Roma, 15 dicembre 1981. Paolo Lorenzi vede la prima luce. È ancora inconsapevole dell’avventura che lo sta aspettando.
Trasferimenti, Siena, campi, racchette, palline e allenamenti. Futures, vittorie, sconfitte e ancora allenamenti. L’inferno, i Challenger, tanti Challenger e tanto sudore. Purgatorio tanto Purgatorio. Vittorie. Poi, il bagliore del Paradiso. Una luce che si accende e si spegne, quasi ad intermittenza. E ancora trasferimenti, Purgatorio, allenamenti, Sarasota, vittorie, sconfitte e, perché no, bestemmie per via di quel talento cristallino che la natura non gli ha dato.
Risultati macinati con sforzi sovraumani. Le fiamme muovono l’animo di Lorenzi, che rende la volontà sovrana. Potrebbe essere raccontata in questo modo la rincorsa del soldatino all’amore della sua vita, chiamato tennis. Paolino è un esempio di calma e freddezza, caratteristiche che gli hanno sempre permesso di azzerare subito l’errore e di ripartire a testa bassa, senza mai piangersi addosso.
Anno dopo anno ha continuato a scontare la pena per il suo peccato originale: non avere la stoffa del grande campione. Lacuna che ha saputo colmare a furia di frustate e tanta corsa, costruendosi il suo bel castello che tante, troppe, volte è stato distrutto con una sola carezza da avversari più dotati. Pazienza e perseveranza, le doti infinite che la vita gli ha dato. “Se tu segui tua stella, non puoi fallire a glorioso porto” si sarà detto da Virgilio di sé stesso.
Il suo percorso inizia nel 1999, come per tutti i giovani di belle speranze, nel circuito ITF, che nei primi tre anni di carriera sarà la sua dimensione. Nel 2002 finalmente l’esordio in un Challenger, quello di Recanati. Seguirà un ottimo rendimento nei Futures e qualche altra sporadica apparizione nei Challenger, palcoscenico su cui man mano riuscirà ad emergere.
Ma la gavetta sarà ancora lunga. Infatti, solo nel 2006 arriverà la prima vittoria di un torneo in tale categoria: a Tarragona contro il marocchino El Aynaoui. Di lì, altri due anni di buone prestazioni ma, purtroppo, anche di insuccessi. Poi, dal 2008 al 2018 una serie di 20 tornei Challenger portati a casa. In mezzo, un Future ad Abidjan in Costa d’Avorio nel 2009, nel bel mezzo di una sanguinosa guerra civile, e, nel 2016, la grande gioia: il suo unico titolo ATP (conquistato sulla terra rossa di Kitzbühel contro Nikoloz Basilashvili) che gli varrà il miglior ranking della carriera (n.33).

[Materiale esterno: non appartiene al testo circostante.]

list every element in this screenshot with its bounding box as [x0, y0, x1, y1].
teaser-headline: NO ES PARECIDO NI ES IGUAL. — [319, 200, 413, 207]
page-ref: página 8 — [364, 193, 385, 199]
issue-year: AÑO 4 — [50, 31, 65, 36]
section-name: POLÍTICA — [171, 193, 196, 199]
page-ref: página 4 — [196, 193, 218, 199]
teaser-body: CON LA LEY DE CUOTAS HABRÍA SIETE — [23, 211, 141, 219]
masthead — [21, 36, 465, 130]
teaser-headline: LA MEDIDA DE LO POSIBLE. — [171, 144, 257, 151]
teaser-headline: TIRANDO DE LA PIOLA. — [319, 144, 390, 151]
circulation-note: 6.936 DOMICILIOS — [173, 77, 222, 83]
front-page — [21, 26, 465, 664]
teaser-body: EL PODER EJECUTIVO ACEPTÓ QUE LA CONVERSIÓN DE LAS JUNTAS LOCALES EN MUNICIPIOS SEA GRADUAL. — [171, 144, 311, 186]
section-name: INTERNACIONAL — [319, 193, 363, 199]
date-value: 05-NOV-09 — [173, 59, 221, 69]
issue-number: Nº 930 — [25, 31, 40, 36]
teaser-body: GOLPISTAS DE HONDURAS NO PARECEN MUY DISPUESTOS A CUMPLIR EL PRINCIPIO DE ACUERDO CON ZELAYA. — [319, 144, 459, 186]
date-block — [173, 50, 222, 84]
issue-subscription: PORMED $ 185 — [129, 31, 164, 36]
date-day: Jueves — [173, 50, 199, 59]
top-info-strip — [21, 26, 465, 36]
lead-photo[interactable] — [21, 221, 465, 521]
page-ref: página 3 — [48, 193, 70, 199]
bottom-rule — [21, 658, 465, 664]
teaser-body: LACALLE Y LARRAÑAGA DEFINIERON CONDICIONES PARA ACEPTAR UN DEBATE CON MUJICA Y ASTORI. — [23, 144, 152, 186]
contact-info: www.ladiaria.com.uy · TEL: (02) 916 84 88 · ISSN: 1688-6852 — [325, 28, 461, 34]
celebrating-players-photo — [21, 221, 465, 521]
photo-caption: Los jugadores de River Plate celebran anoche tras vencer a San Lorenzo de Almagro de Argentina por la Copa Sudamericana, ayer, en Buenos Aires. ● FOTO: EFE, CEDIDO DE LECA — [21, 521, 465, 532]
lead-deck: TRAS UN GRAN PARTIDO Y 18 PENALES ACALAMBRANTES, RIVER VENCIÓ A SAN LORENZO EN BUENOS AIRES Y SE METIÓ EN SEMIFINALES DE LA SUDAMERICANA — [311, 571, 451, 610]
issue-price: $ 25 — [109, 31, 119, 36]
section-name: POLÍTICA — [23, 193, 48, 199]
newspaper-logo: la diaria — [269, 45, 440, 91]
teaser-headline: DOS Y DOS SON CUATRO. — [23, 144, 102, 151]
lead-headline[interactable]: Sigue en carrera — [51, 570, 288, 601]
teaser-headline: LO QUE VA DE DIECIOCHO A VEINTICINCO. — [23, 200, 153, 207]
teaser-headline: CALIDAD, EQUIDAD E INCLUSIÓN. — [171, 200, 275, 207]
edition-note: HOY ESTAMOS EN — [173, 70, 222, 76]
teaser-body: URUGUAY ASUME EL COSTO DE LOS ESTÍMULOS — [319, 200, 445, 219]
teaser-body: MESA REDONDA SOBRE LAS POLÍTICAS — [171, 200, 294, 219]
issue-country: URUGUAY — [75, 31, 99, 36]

Nelle sue stagioni d’oro, non andrà lontano negli slam (miglior risultato: quarto turno agli US Open 2017), ma rimarrà stabilmente tra i primi 70 giocatori del mondo. Risultati che hanno del clamoroso perché di certo nessuno li avrebbe previsti agli inizi del suo cammino. Gioie che gli sono valse il riconoscimento di Re del mondo di mezzo.
“Quando una mattina mi sveglierò e mi accorgerò di non averne voglia, quello sarà il momento. Ma fino a che avrò queste buone sensazioni vado avanti. Ciò non toglie che ogni anno potrebbe essere l’ultimo”.
Quel momento è arrivato. Oggi, si ritira Paolo Lorenzi, il tennista innamorato, che alla soglia dei quarant’anni ha finalmente trovato il suo posto in Paradiso.